NFP Scouting Series: Illinois
For the rest of the summer, the National Football Post will be breaking down every team in the Football Bowl Subdivision (formerly known as Division I-A) to identify players who could warrant the most interest from NFL teams in the 2011 draft.
Therefore, today we take a look at the Illinois Fighting Illini
WR Jarred Fayson: No. 11 (6-0, 215)
A pretty solid looking wide receiver prospect with good overall girth and muscle tone through his upper body. Showcases good patience into his routes and does a nice job setting up defenders, slightly widening his angles with a sudden shoulder dip and accelerating into daylight. However, he isn’t a real clean route runner and has a tendency to really round off his breaks. Displays some lateral quickness when setting up his man, but tends to just drift out of his break once he sets the opposing cornerback up and lacks a real sharpness to his game.
Possesses good, not great speed and will struggle to fight his way through contact and accelerate past corners down the field once they can get their hands on him. However, does a nice job extending his arms and plucking the football along the sideline, exhibiting the type of body control to keep his feet in bounds and come down with the throw. Possesses a nice combination of wiggle and power after the catch and will create for himself with the ball in his hands. Has played some running back in the past.
Impression: Flashes the kind of suddenness and athleticism you would expect from a former five-star recruit. However, he isn’t real polished as a route runner and simply hasn’t put it all together at this stage.
OG Randall Hunt: No. 66 (6-6, 315)
A tall, long-armed offensive guard who has the build more so of an offensive tackle. Struggles to play with natural leverage on contact, as he has a tendency to stand too upright off the snap and isn’t a guy who can sit into his stance and extend his long arms at the point. Consistently allows opposing linemen to get into his frame and routinely gets jacked backward initially on contact.
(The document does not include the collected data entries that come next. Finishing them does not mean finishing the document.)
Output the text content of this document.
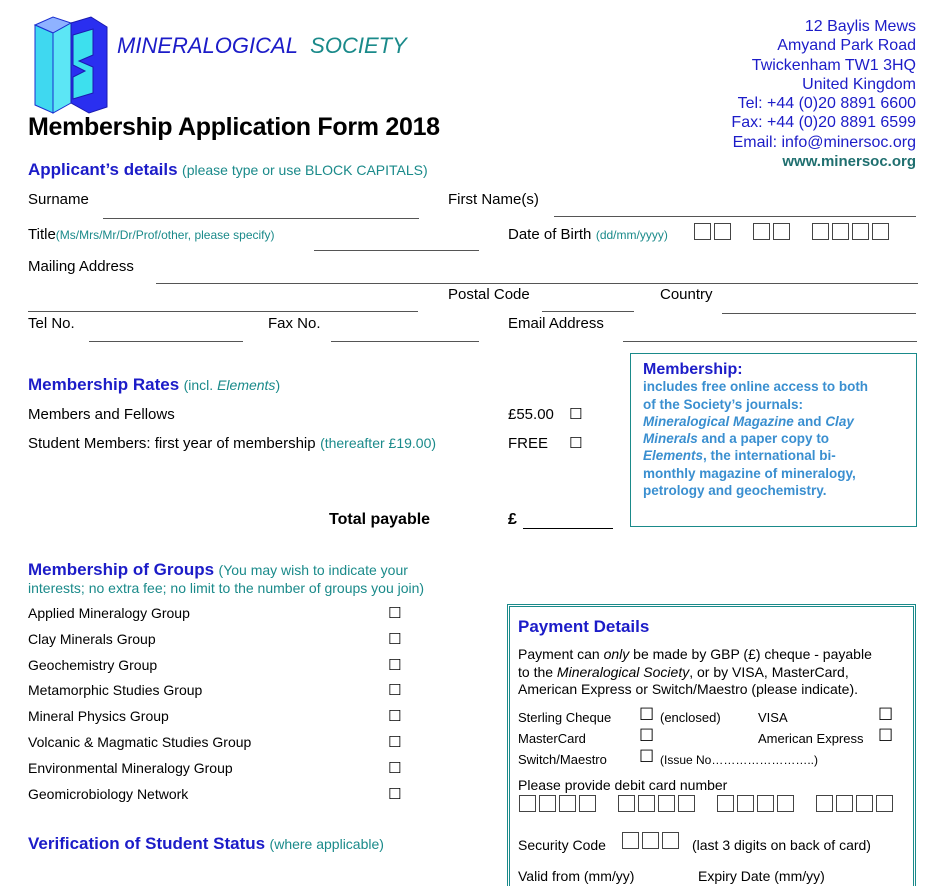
MINERALOGICAL SOCIETY
12 Baylis Mews
Amyand Park Road
Twickenham TW1 3HQ
United Kingdom
Tel: +44 (0)20 8891 6600
Fax: +44 (0)20 8891 6599
Email: info@minersoc.org
www.minersoc.org
Membership Application Form 2018
Applicant’s details (please type or use BLOCK CAPITALS)
Surname	First Name(s)
Title(Ms/Mrs/Mr/Dr/Prof/other, please specify)	Date of Birth (dd/mm/yyyy)

Mailing Address
Postal Code	Country
Tel No.	Fax No.	Email Address
Membership:
includes free online access to both
of the Society’s journals:
Mineralogical Magazine and Clay
Minerals and a paper copy to
Elements, the international bi-
monthly magazine of mineralogy,
petrology and geochemistry.
Membership Rates (incl. Elements)
Members and Fellows	£55.00 ☐
Student Members: first year of membership (thereafter £19.00)	FREE ☐
Total payable	£
Membership of Groups (You may wish to indicate your
interests; no extra fee; no limit to the number of groups you join)
Applied Mineralogy Group	☐
Clay Minerals Group	☐
Geochemistry Group	☐
Metamorphic Studies Group	☐
Mineral Physics Group	☐
Volcanic & Magmatic Studies Group	☐
Environmental Mineralogy Group	☐
Geomicrobiology Network	☐
Verification of Student Status (where applicable)
Payment Details
Payment can only be made by GBP (£) cheque - payable
to the Mineralogical Society, or by VISA, MasterCard,
American Express or Switch/Maestro (please indicate).
Sterling Cheque ☐ (enclosed)	VISA	☐
MasterCard	☐	American Express ☐
Switch/Maestro ☐ (Issue No……………………..)
Please provide debit card number

Security Code	(last 3 digits on back of card)
Valid from (mm/yy)	Expiry Date (mm/yy)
Isn’t real effective as an in-line run blocker because of his inability to get under the pad level of opposing linemen and drive defenders off the ball. Does a nice job working his hands inside on contact and can be a bit of a Velcro player, but simply doesn’t play with the kind of leverage needed to create a push in the run game. Showcases some natural body control when asked to pull and hit a target off his frame. However, he will struggle to stay on blocks for any extended period of time and doesn’t look comfortable moving his feet through contact on slide down blocks. Nevertheless, he’s a bright guy who understands angles and is at his best using his length and short-area quickness to seal defenders away from the football.
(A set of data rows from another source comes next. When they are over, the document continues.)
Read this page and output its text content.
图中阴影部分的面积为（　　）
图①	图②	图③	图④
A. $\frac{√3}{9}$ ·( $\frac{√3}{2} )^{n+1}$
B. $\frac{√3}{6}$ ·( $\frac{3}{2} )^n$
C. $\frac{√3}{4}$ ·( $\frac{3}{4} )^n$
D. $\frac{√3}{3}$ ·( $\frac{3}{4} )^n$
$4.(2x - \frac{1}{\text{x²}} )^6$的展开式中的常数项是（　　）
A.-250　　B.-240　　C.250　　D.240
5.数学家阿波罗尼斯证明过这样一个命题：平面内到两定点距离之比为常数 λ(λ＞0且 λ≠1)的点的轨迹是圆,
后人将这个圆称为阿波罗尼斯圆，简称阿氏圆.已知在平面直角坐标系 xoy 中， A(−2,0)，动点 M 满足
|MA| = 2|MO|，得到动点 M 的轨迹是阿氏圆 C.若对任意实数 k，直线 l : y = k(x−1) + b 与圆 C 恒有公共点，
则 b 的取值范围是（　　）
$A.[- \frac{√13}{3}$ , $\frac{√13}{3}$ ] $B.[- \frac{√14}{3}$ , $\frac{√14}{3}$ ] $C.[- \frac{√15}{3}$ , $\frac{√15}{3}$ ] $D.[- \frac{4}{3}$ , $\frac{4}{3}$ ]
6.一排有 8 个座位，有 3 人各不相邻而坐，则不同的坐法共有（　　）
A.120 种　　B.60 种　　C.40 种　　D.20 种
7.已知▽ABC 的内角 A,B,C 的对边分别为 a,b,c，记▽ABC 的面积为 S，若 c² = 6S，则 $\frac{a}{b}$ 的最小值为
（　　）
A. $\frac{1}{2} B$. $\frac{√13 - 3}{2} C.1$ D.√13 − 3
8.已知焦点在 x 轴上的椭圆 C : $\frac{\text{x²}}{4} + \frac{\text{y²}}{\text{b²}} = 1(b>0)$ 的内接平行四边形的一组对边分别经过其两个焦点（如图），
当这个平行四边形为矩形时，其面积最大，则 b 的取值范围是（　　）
Impression: A tall, long-armed guard, but doesn’t play with the kind of leverage needed to be effective in any area of the game at the next level.
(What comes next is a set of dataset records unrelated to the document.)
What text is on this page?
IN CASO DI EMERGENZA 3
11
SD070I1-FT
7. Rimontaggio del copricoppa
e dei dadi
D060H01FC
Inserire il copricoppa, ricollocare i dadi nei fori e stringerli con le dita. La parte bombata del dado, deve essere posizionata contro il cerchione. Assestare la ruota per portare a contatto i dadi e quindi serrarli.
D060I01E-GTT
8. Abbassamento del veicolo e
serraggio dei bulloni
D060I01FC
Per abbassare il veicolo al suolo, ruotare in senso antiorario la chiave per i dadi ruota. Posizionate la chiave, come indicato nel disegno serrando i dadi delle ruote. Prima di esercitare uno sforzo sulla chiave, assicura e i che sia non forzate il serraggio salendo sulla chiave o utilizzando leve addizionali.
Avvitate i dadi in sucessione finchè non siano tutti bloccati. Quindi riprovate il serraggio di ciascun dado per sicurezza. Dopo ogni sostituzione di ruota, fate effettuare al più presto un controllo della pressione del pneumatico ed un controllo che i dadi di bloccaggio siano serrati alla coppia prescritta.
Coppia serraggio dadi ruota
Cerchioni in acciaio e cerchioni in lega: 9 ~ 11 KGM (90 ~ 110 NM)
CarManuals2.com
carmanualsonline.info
DE Clay Nurse: No. 97 (6-3, 260)
Possesses an athletic looking frame with really long arms for a guy his size. Doesn’t seem to play the run game with much integrity, consistently making his way up the field and is routinely sealed from runs inside. Showcases natural bend out of his stance, but tends to pop upright vs. the run in order to find the football and struggles to extend his arms and use his hands to fight off blocks. Consistently is controlled at the point of attack and isn’t a guy who can set the edge, as he’s easily washed out on contact.
However, as a pass rusher he does a good job getting off the snap count on time and pressing the corner as an edge guy. Consistently is one if the first lineman moving off the football and showcases good natural explosion out of his stance. Is still learning how to use his hands into contact, but possesses some change of direction skills when trying to quickly work his way back inside. Now, although he consistently can gain a step on opposing linemen off the snap, he still struggles to flatten out around the edge. Struggles dropping his pad level and dipping his shoulder, and opposing linemen are consistently able to just push him past the quarterback and keep him from the play.
Impression: Isn’t a factor vs. the run game, but I’m not willing to write this kid off as a legit NFL prospect yet. He hasn’t played football very long and he definitely flashes the ability to fire off the edge and rush the passer. Now, he still has a long way to go, but there is a lot of upside to his game as he’s a smart guy with good instincts off the snap. Therefore, it will be interesting to see how much development has taken place come 2010.